Learning Better Sentence Representations

19 May 2019 | machine-learning nlp

Over the past couple years, unsupervised representation learning has had huge success in NLP. In particular word embeddings such as word2vec and GloVe have proven to be able to capture both semantic and syntactic information about words better than previous approaches, and have enabled us to train large neural end-to-end networks that achieve the best performance on a myriad of NLP tasks.

This post is about contrastive unsupervised representation learning for sentences.

Why learn embeddings?

In unsupervised representation learning, we try to find a function that encodes an example in our dataset, $x \in \mathbb{R}^{n}$ to a lower dimensional vector in $\mathbb{R}^d$. Ideally this smaller vectors captures all of the information we need for some arbitrary downstream task.

But why should we care about learning “good” representations?

One very direct and easy use for these embeddings is semantic search by finding the nearest neighbors of a document in embedding space.

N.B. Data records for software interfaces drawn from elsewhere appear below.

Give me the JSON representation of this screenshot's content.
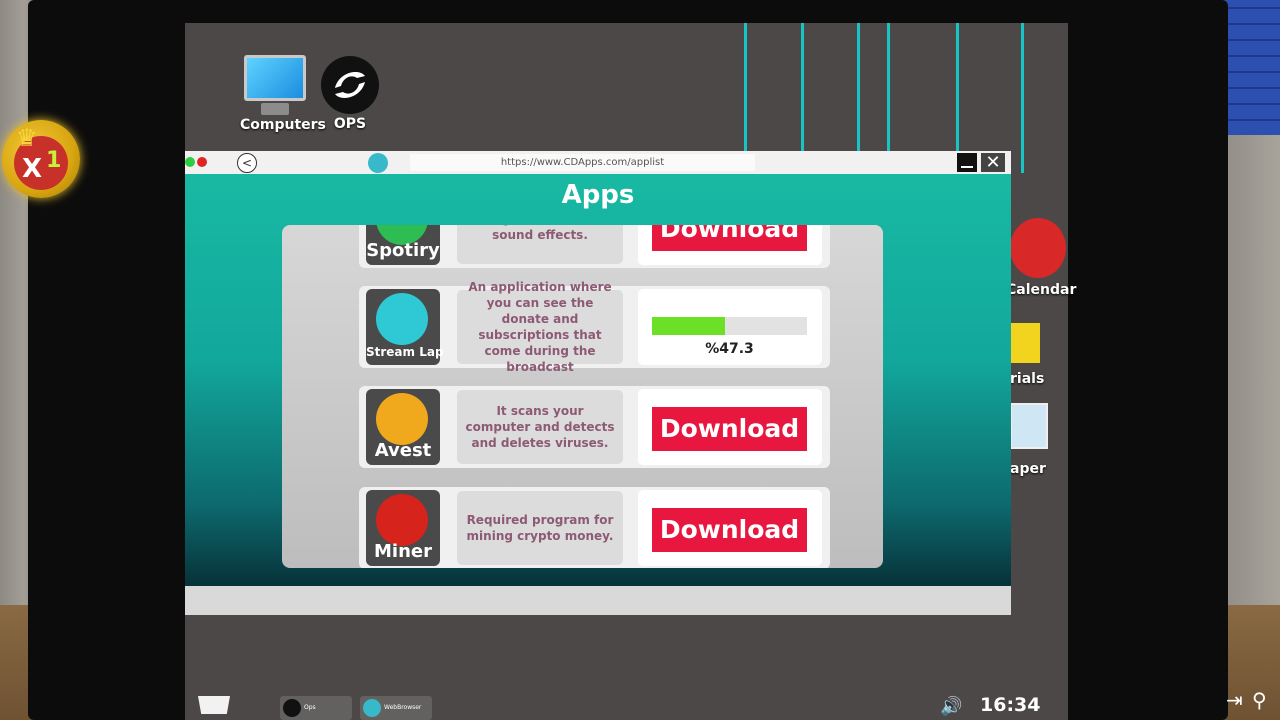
{
  "game": {
    "badge_prefix": "X",
    "badge_count": "1"
  },
  "desktop": {
    "icons": [
      {
        "label": "Computers",
        "icon": "computer-icon"
      },
      {
        "label": "OPS",
        "icon": "ops-logo-icon"
      }
    ],
    "side_icons": [
      {
        "label": "Calendar",
        "icon": "calendar-icon"
      },
      {
        "label": "rials",
        "icon": "folder-icon"
      },
      {
        "label": "aper",
        "icon": "wallpaper-icon"
      }
    ]
  },
  "browser": {
    "url": "https://www.CDApps.com/applist",
    "back_symbol": "<",
    "close_symbol": "✕",
    "page_title": "Apps"
  },
  "apps": [
    {
      "name": "Spotiry",
      "description": "with great music and sound effects.",
      "action": "Download",
      "color": "#2dbd52"
    },
    {
      "name": "Stream Lap",
      "description": "An application where you can see the donate and subscriptions that come during the broadcast",
      "progress": 47.3,
      "progress_label": "%47.3",
      "color": "#2fc9d6"
    },
    {
      "name": "Avest",
      "description": "It scans your computer and detects and deletes viruses.",
      "action": "Download",
      "color": "#f0a81c"
    },
    {
      "name": "Miner",
      "description": "Required program for mining crypto money.",
      "action": "Download",
      "color": "#d6241c"
    }
  ],
  "taskbar": {
    "items": [
      {
        "label": "Ops",
        "icon": "ops-logo-icon"
      },
      {
        "label": "WebBrowser",
        "icon": "globe-icon"
      }
    ],
    "clock": "16:34",
    "volume_symbol": "🔊"
  },
  "colors": {
    "accent": "#e8173f",
    "teal": "#18b9a3",
    "progress": "#6be026"
  }
}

Here you can see nearest neighbor search over a corpus of 1M Wikipedia sentences of both QuickThoughts [¹] and SkipThoughts[²], two different embedding approaches.

results

This type of semantic search is being used more often in industry - recently Microsoft released SPTAG, a library for fast approximate nearest neighbor search. Good embeddings are essential to the performance of these approaches.

Furthermore we can use embeddings to categorize/cluster our data.

Given a small set of representative samples, we can train a simple linear/logistic classifier atop of our embeddings and observe competitive performance on a multitude of binary classification tasks.

For example, at Blend I needed to be able to identify “frozen” comments, comments that directly mentioned app stability issues, in order to improve our application quality. With good sentence embeddings, I was able take a set of $n$ “frozen” comments, and a set of random comments, and create a simple mean classifier that performed better than our existing keyword solution.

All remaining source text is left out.